Using Advanced Telemetry to Correlate GPU and Network Performance Issues demonstrates how packet drop notifications from NVIDA Mellanox switches forms part of an integrated sFlow telemetry stream that provides the system wide observability needed to drive automation.

MOD instrumentation on Broadcom based switches provides the foundation needed for network vendors to integrate the functionality with sFlow agents to add dropped packet notifications. 

Tuesday, October 6, 2020

Using Advanced Telemetry to Correlate GPU and Network Performance Issues


The image above was captured from the recent talk Using Advanced Telemetry to Correlate GPU and Network Performance Issues [A21870] presented at the NVIDIA GTC conference. The talk includes a demonstration of monitoring a high performance GPU compute cluster in real-time. The real-time dashboard provides an up to the second view of key performance metrics for the cluster.

This diagram shows the elements of the GPU compute cluster that was demonstrated.

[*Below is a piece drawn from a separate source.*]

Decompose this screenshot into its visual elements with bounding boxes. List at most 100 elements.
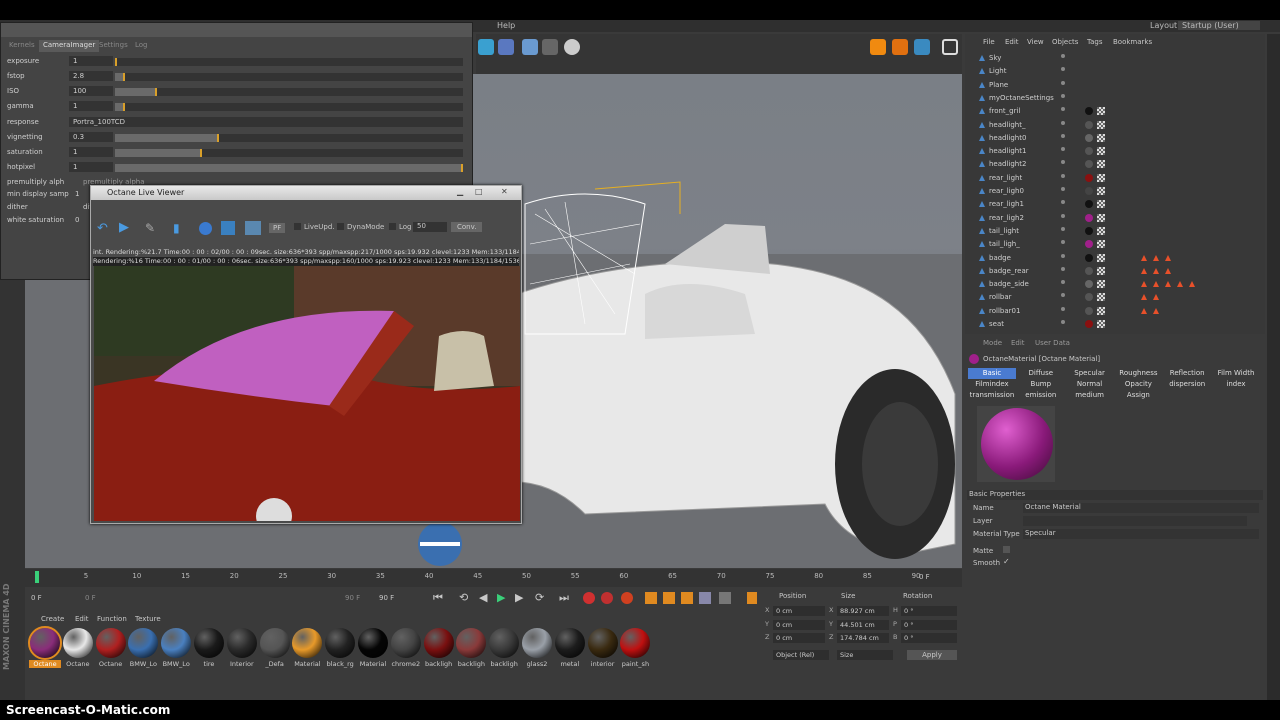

Cumulus Linux running on the switches reduces operational complexity by allowing you to run the same Linux operating system on the network devices as is run on the compute servers. sFlow telemetry is generated by the open source Host sFlow agent that runs on the servers and the switches, using standard Linux APIs to enable instrumentation and gather measurements. On switches, the measurements are offloaded to the ASIC to provide line rate monitoring.

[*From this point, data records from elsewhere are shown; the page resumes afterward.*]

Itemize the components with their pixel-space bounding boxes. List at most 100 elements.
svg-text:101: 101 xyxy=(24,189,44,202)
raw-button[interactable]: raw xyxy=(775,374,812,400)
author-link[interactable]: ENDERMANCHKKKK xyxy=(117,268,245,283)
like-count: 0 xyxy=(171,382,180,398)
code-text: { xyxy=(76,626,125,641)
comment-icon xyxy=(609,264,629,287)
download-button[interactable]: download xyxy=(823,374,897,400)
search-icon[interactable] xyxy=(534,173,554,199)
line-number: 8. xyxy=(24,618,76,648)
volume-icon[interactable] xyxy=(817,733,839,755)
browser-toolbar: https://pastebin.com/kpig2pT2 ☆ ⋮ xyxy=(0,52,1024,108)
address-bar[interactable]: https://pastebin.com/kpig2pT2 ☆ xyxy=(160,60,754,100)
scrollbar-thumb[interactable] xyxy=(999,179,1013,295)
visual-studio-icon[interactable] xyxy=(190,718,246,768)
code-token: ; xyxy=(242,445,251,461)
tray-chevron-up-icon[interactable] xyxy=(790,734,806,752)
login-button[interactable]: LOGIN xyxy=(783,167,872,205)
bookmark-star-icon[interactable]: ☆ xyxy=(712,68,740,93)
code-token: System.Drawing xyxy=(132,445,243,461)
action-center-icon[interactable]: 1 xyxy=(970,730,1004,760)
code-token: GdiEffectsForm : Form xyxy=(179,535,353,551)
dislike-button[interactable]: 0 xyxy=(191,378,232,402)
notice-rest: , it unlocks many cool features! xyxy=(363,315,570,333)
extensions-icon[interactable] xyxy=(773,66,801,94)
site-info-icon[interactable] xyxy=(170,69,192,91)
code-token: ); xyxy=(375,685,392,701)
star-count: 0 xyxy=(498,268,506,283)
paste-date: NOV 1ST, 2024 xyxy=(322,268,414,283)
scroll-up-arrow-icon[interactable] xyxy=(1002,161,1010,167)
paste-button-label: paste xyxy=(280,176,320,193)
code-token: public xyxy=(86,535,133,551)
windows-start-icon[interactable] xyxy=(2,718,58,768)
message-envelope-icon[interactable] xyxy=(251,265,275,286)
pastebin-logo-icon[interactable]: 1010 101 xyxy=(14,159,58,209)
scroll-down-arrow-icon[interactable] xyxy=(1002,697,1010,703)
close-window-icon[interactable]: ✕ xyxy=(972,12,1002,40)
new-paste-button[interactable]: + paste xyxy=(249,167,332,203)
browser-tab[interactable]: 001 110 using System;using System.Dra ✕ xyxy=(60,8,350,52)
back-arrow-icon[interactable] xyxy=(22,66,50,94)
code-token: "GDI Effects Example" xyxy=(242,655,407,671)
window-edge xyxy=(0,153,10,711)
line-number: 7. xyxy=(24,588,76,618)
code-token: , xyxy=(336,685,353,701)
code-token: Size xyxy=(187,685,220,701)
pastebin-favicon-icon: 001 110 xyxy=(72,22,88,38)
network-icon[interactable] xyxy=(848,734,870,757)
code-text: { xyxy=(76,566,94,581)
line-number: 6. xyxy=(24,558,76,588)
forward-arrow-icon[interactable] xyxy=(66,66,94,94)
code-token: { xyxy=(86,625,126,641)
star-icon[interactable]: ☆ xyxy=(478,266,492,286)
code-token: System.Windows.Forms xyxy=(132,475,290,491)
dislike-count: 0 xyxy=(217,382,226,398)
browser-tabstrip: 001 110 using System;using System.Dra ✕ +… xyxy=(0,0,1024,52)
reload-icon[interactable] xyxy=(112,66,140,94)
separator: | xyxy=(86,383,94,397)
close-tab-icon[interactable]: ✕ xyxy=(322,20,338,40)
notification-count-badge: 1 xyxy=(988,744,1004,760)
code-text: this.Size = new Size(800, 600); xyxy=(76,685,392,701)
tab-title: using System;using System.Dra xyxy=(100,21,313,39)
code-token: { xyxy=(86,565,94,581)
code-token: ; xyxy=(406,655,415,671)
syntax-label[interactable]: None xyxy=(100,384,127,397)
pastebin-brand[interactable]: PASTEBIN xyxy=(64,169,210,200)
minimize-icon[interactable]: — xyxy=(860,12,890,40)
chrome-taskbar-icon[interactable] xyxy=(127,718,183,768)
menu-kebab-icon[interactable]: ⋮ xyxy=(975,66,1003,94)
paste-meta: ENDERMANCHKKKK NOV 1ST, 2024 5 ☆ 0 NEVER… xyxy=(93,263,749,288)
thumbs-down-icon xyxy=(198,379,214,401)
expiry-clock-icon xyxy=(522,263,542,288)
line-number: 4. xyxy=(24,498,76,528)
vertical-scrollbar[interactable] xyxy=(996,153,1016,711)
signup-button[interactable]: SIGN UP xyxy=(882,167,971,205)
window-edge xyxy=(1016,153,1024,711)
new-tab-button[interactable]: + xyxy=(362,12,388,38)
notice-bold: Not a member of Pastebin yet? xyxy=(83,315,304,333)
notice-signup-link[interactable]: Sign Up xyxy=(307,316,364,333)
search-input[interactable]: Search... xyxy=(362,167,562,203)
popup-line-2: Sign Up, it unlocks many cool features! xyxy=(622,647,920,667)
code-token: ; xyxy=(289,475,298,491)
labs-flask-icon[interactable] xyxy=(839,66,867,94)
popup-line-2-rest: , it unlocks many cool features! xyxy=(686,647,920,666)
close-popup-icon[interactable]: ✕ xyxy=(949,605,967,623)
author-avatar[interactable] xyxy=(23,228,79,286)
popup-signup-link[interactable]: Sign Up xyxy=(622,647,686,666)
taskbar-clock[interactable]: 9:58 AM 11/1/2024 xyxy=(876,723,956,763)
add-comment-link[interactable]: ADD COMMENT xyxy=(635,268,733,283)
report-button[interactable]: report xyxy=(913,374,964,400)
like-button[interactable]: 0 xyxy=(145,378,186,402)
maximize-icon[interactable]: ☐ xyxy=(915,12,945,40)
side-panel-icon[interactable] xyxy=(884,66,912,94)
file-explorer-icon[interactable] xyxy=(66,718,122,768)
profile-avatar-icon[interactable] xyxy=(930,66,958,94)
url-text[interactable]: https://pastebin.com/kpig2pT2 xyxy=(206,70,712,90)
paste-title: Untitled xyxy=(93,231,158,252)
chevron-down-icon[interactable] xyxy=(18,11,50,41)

Telemetry from all the switches and servers in the cluster is streamed to an sFlow-RT analyzer, which builds a real-time view of performance that can be used to drive operational dashboards and automation.

The Real-time GPU and network telemetry dashboard combines measurements from all the devices to provide view of cluster performance. Each of the three charts demonstrated a different type of measurement in the sFlow telemetry stream:
  1. GPU Utilization is based on sFlow's counter push mechanism, exporting NVIDIA Management Library (NVML) counters. This chart trends buffer, memory, and execution utilization of the GPUs in the cluster.
  2. Network Traffic is based on sFlow's random packet sampling mechanism, supported by the Linux kernel on servers, and offloaded to the Mellanox ASIC on the switches. This chart trends the top network flows crossing the network.
  3. Network Drops is based on sFlow's recently added dropped packet notification mechanism, see Using sFlow to monitor dropped packets. This chart trends dropped packet source and destination addresses and the reason the packet was dropped.
The cluster is running a video transcoding workload in which video is streamed across the network to a GPU where it is transcoded, and the result returned. A normal transcoding task is shown on left, where the charts show an increase in GPU and network activity and zero dropped packets. A failed transcoding task is shown in the middle. Here the GPU activity is low, there is no network activity, and there is a sequence of packets dropped by an access control list (ACL). Removing the ACL fixes the problem, which is confirmed by the new data shown on the right of the trend charts.

The sFlow data model integrates the three telemetry streams: counters, packet samples, and drop notifications. Each type of data is useful on its own, but together they provide the system wide observability needed to drive automation.